Smooch, whose real name was Missy, got out of Casteel’s sight one day earlier this month and ran four doors down to a small park. Casteel said her dog sniffed the feces of another dog and contracted the highly contagious canine disease parvovirus. Within two days Smooch stopped eating, began to vomit continuously and developed severe, bloody diarrhea. Casteel rushed her puppy to a veterinarian, who diagnosed the dog with parvo, but it was too late.

“She was running around like normal, then 10 minutes later she was lying on the couch and looked mopey,” said Casteel, who had immunized her dog against parvo. “She was a great dog. She definitely didn’t deserve to die that way.”

While puppies generally are more susceptible to contracting parvo, a particularly nasty strain of the viral illness in Mesa County is infecting even older dogs.

Tracy Hokanson, veterinarian at Clifton Animal Hospital, said the disease tends to afflict puppies younger than 8 weeks and surfaces every spring and fall. However, Hokanson has helped treat seven dogs with parvo this fall season, an extraordinary amount of dogs with the disease for her small practice, she said.

Two of the seven dogs died: Smooch and a puppy. Hokanson said she was surprised that a dog, not a puppy, was among the deaths.

According to Mesa County Animal Services, in a little more than a one-week period, starting Oct. 8, 11 dogs were diagnosed with parvo. Eight of the dogs were puppies. Two of the dogs were in severe distress and died. The others were taken by Grand Rivers Humane Society to be rehabilitated, Animal Services Director Penny McCarty said.

“The public does need to know that that’s an awful lot (of parvo cases) to have in the past couple of days,” she said. “You need to know your animal. By the time it’s symptomatic, it’s too late. It’s not something (dogs) can recover from on their own.”

Veterinarian Joe Maruca of Grand Rivers Humane Society said he’s received 20 dogs in the last three months that have been diagnosed with parvo.

Maruca said dog owners can limit the spread of parvo by ensuring puppies receive a full series of shots.

Often puppies are adopted at a young age, and new owners aren’t aware they need additional vaccinations.
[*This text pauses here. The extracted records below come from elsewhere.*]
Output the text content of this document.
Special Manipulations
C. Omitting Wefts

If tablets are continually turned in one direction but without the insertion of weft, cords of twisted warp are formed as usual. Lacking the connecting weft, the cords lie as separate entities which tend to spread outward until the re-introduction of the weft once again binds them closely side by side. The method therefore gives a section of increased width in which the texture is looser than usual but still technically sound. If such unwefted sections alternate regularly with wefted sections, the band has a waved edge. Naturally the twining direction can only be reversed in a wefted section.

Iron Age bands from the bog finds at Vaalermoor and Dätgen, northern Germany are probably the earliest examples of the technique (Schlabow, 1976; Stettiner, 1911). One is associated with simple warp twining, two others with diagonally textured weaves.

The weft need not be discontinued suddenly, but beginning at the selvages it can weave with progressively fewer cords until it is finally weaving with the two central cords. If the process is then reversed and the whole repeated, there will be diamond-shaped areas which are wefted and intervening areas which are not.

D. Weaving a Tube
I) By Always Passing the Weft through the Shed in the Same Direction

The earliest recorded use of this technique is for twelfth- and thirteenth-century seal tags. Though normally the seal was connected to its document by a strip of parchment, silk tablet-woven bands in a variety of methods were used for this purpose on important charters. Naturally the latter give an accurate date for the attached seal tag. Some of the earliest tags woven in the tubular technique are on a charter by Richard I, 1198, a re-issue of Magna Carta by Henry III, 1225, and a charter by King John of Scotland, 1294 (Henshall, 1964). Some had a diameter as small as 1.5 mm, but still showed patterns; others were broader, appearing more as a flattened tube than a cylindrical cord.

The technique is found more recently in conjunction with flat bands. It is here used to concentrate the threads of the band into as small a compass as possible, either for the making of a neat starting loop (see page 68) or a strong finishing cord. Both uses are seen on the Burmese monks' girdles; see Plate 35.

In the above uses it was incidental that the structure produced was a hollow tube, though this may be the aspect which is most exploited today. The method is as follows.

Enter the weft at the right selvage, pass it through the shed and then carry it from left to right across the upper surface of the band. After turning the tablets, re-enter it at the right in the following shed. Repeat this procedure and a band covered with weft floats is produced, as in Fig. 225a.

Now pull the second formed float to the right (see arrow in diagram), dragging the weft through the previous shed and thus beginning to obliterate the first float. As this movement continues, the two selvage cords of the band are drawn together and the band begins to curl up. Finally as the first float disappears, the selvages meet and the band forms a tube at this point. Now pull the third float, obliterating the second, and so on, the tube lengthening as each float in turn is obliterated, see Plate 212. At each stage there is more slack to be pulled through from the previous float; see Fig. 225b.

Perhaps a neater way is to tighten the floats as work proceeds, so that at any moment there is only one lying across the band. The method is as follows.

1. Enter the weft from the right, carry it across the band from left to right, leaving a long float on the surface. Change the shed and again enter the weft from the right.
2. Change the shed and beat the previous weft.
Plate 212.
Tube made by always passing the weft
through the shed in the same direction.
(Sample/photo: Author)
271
Puppies should be vaccinated at 6, 8, and 12 weeks old.

Parvo is a disease and can live in the ground for weeks but can be killed with a bleach solution.

Some suggest keeping puppies away from other dogs and avoiding high traffic canine areas, such as pet stores and dog parks.

The virus thrives in moist conditions, and veterinarians said they expect to see an uptick of parvo cases in the spring when snow melts and the ground is moist.

But this fall’s higher than normal number of parvo cases is disturbing.

“The parvo we’ve been seeing is pretty rough,” Hokanson said. “It hit them hard and fast.”